API authentication
Bearer authorization header
The Piiano Vault REST API uses API keys or JWT access tokens generated by an external identity provider to authenticate and authorize requests. It accepts Bearer tokens in the HTTP Authorization header using the Bearer <api-key|jwt-token> scheme.
To enable evaluation and testing, Vault ships with a default API key of pvaultauth for the admin user. See Set the admin's API key for information on how to set a value for this key.
To obtain an API key for any other user, use the regenerate user API key REST API operation or CLI command.
To learn how to create a JWT access token and set up Vault to authenticate it, see Configure JWT authentication.
See Manage users and policies to learn more about how Vault controls access to operations and data.
Tenant isolation header
The Piiano Vault REST API supports an optional enforcement header to ensure tenant isolation. This header ensures that each operation is limited to the intended tenant.

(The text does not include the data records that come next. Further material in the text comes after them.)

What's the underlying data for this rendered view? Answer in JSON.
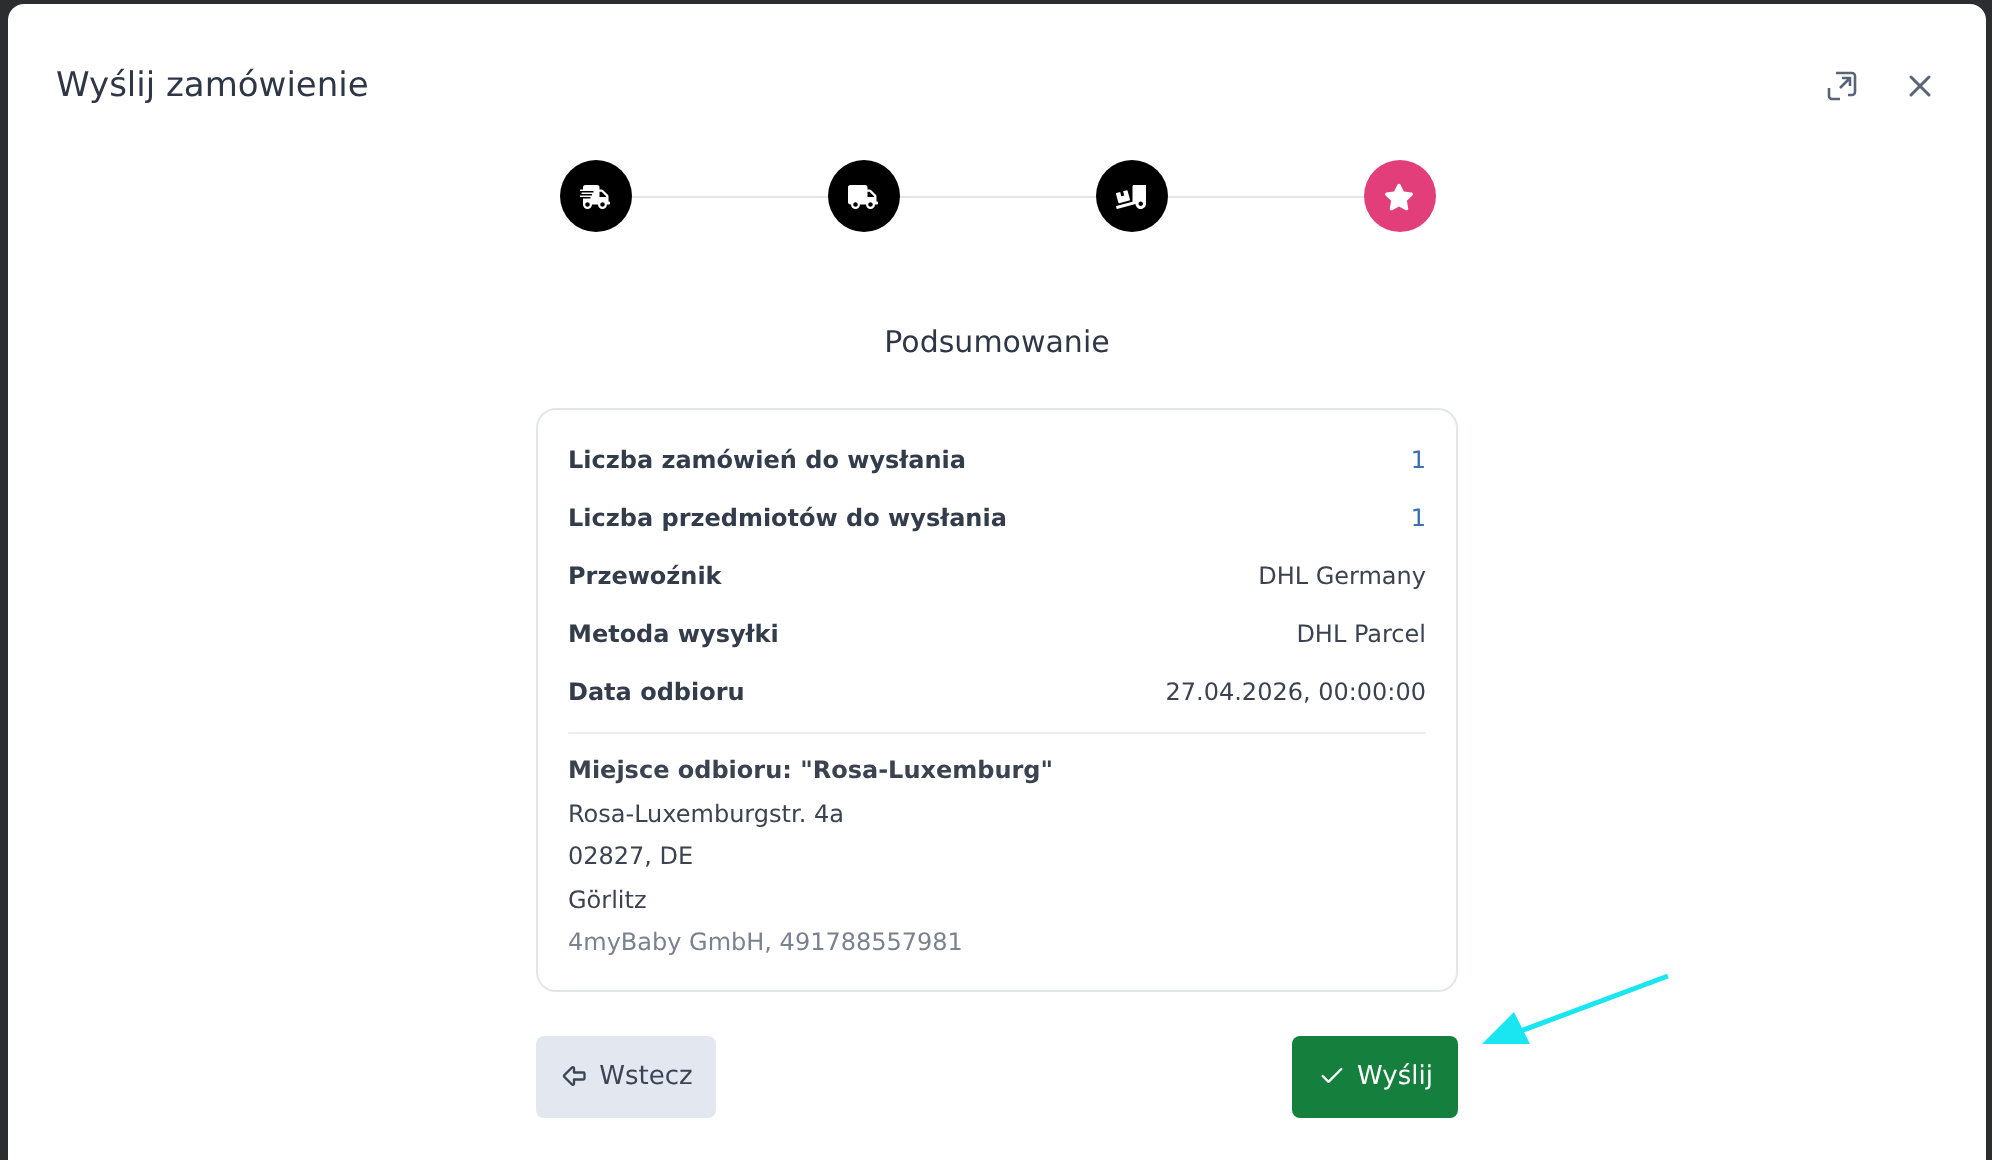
{
  "dialog": {
    "title": "Wyślij zamówienie"
  },
  "steps": [
    {
      "kind": "fast-truck",
      "selected": false
    },
    {
      "kind": "truck",
      "selected": false
    },
    {
      "kind": "dolly",
      "selected": false
    },
    {
      "kind": "star",
      "selected": true
    }
  ],
  "summary": {
    "heading": "Podsumowanie",
    "rows": [
      {
        "label": "Liczba zamówień do wysłania",
        "value": "1",
        "kind": "count"
      },
      {
        "label": "Liczba przedmiotów do wysłania",
        "value": "1",
        "kind": "count"
      },
      {
        "label": "Przewoźnik",
        "value": "DHL Germany",
        "kind": "text"
      },
      {
        "label": "Metoda wysyłki",
        "value": "DHL Parcel",
        "kind": "text"
      },
      {
        "label": "Data odbioru",
        "value": "27.04.2026, 00:00:00",
        "kind": "text"
      }
    ],
    "pickup": {
      "title": "Miejsce odbioru: \"Rosa-Luxemburg\"",
      "lines": [
        "Rosa-Luxemburgstr. 4a",
        "02827, DE",
        "Görlitz"
      ],
      "contact": "4myBaby GmbH, 491788557981"
    }
  },
  "buttons": {
    "back": "Wstecz",
    "send": "Wyślij"
  }
}
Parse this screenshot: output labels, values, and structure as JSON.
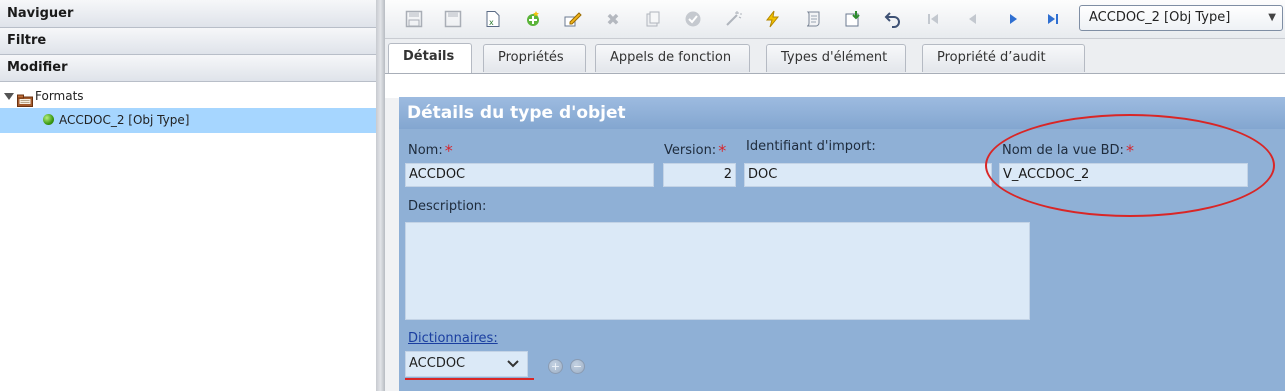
{
  "left_panel": {
    "sections": [
      "Naviguer",
      "Filtre",
      "Modifier"
    ],
    "tree": {
      "root_label": "Formats",
      "selected_item_label": "ACCDOC_2 [Obj Type]"
    }
  },
  "toolbar": {
    "object_selector_value": "ACCDOC_2 [Obj Type]",
    "icons": [
      "save-as-icon",
      "save-icon",
      "export-icon",
      "new-icon",
      "edit-icon",
      "delete-icon",
      "copy-icon",
      "validate-icon",
      "generate-icon",
      "run-icon",
      "script-icon",
      "download-icon",
      "undo-icon",
      "first-page-icon",
      "previous-page-icon",
      "next-page-icon",
      "last-page-icon"
    ]
  },
  "tabs": [
    "Détails",
    "Propriétés",
    "Appels de fonction",
    "Types d'élément",
    "Propriété d’audit"
  ],
  "form": {
    "title": "Détails du type d'objet",
    "name_label": "Nom:",
    "name_value": "ACCDOC",
    "version_label": "Version:",
    "version_value": "2",
    "import_id_label": "Identifiant d'import:",
    "import_id_value": "DOC",
    "db_view_label": "Nom de la vue BD:",
    "db_view_value": "V_ACCDOC_2",
    "description_label": "Description:",
    "description_value": "",
    "dictionaries_label": "Dictionnaires:",
    "dictionaries_value": "ACCDOC",
    "required_mark": "*",
    "add_symbol": "+",
    "remove_symbol": "−"
  },
  "colors": {
    "panel_bg": "#8fb0d6",
    "field_bg": "#dbe9f7",
    "selection_bg": "#a6d6ff",
    "annotation_red": "#d92626"
  }
}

The enforcement header is X-Tenant-Id; its value is a comma-separated list of tenant IDs. The entire request fails with status code 403 when an enforcement violation is detected.
For example, if the enforcement header is X-Tenant-Id: 1,2,3, then the operation is executed only if the resources are owned by tenant 1, 2, or 3.
Object-level access
When using JWT authentication, Vault supports object-level access control using special claims included in the JWT token. See Namespace claims for JWT tokens for more information.
Object-level access control for the tenant takes precedence over the tenant enforcement header if both are present.